Thursday, March 23, 2017


What can I say?

Probably one of the most, if not the most exciting experience of my life happened in the spring break of 2017. But let me cut to the chase: Primarily, it was a botanical research expedition, but some fishing was to be had. Unfortunately, the fish were few and far between, and so were the fishing opportunities. I did get 2 species, though:

The first species was small, but an exhilarating catch nonetheless: the second photo above was my reaction to the little silvery guy in the bucket.

While fruitlessly tossing worms and lures into the muddy, swollen banks of the Nangaritza, I noticed small dimples rising near the flooded underbrush. Not knowing the cause of these dimples, I sent out a piece of worm under a small float, and was promptly received by multiple enthusiastic strikes.
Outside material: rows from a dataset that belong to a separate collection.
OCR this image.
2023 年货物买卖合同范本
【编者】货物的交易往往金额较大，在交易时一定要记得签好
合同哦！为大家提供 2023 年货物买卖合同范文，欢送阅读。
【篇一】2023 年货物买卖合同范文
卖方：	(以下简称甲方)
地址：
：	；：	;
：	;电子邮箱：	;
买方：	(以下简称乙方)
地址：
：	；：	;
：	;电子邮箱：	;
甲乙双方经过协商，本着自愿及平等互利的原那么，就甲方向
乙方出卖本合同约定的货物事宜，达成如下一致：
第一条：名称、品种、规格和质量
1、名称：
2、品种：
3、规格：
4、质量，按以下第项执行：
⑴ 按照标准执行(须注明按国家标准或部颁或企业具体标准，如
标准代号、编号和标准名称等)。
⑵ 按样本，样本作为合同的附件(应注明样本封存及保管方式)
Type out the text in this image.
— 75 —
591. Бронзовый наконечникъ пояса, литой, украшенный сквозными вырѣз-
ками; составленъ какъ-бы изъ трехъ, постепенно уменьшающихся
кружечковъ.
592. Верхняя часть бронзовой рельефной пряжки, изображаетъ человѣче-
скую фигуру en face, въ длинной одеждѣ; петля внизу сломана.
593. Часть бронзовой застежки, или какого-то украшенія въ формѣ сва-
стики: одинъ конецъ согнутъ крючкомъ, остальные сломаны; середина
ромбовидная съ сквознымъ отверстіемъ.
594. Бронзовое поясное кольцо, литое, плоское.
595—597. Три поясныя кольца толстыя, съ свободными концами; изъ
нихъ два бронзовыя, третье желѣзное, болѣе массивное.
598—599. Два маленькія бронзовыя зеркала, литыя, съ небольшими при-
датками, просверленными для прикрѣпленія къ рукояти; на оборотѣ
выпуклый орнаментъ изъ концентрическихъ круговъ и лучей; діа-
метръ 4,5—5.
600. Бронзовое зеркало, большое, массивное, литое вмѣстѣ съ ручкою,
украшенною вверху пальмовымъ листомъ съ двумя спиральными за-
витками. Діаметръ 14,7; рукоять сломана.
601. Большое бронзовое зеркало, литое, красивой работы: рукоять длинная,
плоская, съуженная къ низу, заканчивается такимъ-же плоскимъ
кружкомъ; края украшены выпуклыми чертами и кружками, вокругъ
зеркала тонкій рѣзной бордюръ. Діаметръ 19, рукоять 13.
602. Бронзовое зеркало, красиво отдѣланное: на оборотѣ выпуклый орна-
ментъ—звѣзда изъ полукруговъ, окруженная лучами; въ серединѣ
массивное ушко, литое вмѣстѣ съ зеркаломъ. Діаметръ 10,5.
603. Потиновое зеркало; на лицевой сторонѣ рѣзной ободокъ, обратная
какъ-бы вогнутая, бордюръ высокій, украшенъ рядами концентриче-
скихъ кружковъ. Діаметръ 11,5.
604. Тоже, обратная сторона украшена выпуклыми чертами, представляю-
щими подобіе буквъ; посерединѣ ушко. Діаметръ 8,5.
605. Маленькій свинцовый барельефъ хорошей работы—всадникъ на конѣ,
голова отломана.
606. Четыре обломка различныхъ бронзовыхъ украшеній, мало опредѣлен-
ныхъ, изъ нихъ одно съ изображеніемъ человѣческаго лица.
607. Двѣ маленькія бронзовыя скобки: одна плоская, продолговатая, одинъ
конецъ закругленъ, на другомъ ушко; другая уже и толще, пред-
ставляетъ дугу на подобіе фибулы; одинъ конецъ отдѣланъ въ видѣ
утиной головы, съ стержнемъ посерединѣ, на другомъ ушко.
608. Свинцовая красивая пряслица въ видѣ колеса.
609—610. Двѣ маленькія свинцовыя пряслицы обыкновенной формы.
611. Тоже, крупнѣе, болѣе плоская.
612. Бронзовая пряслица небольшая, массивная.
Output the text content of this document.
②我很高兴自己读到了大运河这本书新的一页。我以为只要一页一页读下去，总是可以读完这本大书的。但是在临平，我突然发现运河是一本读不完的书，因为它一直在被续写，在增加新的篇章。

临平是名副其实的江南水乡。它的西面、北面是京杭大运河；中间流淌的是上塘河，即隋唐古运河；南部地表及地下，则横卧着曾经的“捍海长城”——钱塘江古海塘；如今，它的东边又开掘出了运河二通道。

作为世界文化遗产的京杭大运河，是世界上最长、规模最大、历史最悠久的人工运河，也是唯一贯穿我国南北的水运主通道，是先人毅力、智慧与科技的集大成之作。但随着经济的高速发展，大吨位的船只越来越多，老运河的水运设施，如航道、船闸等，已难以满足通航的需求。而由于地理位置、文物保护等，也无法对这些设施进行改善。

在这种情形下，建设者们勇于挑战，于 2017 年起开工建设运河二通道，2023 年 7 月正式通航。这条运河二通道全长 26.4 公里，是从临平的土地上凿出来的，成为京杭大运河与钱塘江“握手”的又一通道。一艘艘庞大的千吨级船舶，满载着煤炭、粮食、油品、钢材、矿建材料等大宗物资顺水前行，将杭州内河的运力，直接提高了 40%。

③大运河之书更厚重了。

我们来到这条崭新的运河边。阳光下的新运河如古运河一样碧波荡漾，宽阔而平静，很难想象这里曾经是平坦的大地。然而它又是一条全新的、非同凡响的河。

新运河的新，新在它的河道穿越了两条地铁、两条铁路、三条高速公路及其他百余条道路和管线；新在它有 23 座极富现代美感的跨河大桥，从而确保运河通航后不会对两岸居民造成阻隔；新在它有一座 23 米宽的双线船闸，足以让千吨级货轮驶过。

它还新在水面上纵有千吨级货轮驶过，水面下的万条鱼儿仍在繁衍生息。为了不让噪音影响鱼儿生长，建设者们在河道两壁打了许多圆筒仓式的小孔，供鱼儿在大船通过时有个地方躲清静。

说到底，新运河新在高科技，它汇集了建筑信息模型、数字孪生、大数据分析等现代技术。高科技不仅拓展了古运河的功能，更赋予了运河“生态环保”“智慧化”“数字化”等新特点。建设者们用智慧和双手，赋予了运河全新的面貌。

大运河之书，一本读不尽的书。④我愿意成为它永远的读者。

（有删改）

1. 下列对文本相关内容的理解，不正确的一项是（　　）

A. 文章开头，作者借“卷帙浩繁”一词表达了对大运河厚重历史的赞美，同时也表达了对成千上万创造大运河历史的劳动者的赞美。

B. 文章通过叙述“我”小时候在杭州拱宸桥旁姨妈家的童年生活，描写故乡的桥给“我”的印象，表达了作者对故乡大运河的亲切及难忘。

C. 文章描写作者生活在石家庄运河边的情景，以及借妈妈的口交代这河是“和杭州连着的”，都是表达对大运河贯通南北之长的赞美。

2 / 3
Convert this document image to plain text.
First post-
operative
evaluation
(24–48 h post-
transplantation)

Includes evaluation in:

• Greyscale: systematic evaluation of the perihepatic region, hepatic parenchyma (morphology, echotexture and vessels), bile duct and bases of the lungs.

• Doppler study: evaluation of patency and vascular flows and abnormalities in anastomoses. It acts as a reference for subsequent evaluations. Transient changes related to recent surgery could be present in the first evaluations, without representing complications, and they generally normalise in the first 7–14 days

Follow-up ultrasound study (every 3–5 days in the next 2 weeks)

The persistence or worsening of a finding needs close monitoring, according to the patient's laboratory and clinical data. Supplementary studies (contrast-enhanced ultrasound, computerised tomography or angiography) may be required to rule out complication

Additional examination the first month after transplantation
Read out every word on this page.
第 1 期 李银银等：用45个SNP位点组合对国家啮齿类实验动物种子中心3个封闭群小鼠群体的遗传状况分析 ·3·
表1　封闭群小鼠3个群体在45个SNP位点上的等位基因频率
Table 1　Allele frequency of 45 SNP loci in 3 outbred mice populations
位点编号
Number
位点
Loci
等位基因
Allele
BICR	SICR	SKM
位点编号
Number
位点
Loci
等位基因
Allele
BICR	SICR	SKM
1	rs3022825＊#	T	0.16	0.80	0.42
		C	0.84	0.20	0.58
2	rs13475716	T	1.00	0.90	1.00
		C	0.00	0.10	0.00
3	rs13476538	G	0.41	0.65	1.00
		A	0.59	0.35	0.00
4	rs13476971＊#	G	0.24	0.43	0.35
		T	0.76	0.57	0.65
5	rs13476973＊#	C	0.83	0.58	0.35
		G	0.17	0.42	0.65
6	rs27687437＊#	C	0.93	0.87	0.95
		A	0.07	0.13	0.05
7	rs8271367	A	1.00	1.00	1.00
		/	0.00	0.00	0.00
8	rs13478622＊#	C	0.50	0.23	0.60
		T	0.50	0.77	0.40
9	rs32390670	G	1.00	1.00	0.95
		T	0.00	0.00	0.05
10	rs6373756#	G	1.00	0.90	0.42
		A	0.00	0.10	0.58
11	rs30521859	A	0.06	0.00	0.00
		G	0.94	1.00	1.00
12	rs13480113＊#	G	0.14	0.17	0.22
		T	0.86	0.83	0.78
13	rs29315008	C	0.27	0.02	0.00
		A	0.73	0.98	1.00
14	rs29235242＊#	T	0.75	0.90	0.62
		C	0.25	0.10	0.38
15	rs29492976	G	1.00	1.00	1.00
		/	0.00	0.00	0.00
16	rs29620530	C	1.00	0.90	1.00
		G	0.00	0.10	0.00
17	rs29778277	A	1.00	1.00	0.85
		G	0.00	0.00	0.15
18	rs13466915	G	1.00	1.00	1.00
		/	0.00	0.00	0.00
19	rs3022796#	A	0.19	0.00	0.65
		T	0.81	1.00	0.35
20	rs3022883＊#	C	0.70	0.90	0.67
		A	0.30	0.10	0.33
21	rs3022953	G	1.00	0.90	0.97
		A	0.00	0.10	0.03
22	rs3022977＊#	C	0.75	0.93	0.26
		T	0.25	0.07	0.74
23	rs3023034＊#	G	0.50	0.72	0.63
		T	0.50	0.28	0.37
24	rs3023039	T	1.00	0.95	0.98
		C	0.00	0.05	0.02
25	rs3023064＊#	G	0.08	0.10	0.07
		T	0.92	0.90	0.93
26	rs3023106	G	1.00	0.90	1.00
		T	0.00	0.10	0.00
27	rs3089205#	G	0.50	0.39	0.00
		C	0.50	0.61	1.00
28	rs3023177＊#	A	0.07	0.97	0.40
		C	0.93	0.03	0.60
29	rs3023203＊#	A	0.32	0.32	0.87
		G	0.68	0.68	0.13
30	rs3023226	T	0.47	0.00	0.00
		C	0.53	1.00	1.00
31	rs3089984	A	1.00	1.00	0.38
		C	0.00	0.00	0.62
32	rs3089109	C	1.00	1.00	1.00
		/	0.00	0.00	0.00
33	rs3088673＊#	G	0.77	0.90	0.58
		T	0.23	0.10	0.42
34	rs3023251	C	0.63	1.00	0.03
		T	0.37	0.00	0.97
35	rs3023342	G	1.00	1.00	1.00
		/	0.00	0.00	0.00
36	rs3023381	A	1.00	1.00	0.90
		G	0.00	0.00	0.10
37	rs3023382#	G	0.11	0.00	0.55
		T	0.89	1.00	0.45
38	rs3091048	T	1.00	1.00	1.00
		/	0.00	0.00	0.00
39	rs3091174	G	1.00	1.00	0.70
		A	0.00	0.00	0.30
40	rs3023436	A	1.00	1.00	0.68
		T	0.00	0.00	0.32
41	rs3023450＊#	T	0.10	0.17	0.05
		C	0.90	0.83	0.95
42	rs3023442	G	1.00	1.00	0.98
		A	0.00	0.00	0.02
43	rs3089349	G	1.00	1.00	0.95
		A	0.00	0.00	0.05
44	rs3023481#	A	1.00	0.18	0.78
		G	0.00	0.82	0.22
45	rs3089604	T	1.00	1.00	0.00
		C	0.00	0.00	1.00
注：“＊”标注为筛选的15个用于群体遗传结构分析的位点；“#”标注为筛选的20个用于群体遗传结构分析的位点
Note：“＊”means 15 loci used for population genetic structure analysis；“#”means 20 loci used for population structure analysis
Knowing these fish were too small, I armed myself with a small #20 hook. Unfortunately, they were letting go of the hook before I had the chance to set it. I took away the float, but was unable to get the distance I needed to reach them. Then I tried awkwardly flailing the line around until it got where I needed it to go.

The take was instantaneous, strong for a fish of such minuscule size. I was unbelievably thrilled. Not only was the flopping, silver fish in my hand a new species, it also was my first fish from the South American continent, adding Ecuador as the third country I had caught a fish in!

Bryconamericus oroensis: Only recently described

After that one fish, all of them disappeared to whatever third dimension they came from. The Nangaritza bear me no more fruit. 

A little while later into our trip, we explored a waterfall area (and discovered some plant species new to science), and I of course had to pull out the old stick and string. Upon seeing small fish in the pools below the falls, I was ecstatic, like a kid on Christmas morning. 

Worms produced the first couple of fish in short order: Piabucina elongata!!!! Beautiful high-altitude pocket water fish, with an unparalleled aggression. Their powerful jaws would click in warning if my fingers got too close. They reminded me of wolffish, and i do believe they are related. 

To the best of my knowledge, I do not believe that photos of Piabucina elongata have been published before — making this catch all the more exciting!

P. elongata would conclude my fishy endeavors on this expedition. It's a place that still is truly wild, with many undiscovered treasures (mostly plants :D ) in all its breathtaking majesty. The people, the biodiversity, and the pure atmosphere of the place made this trip one of my most memorable by far. Ecuador was a tough mistress, but it did give up some of its gems and I cannot wait to return.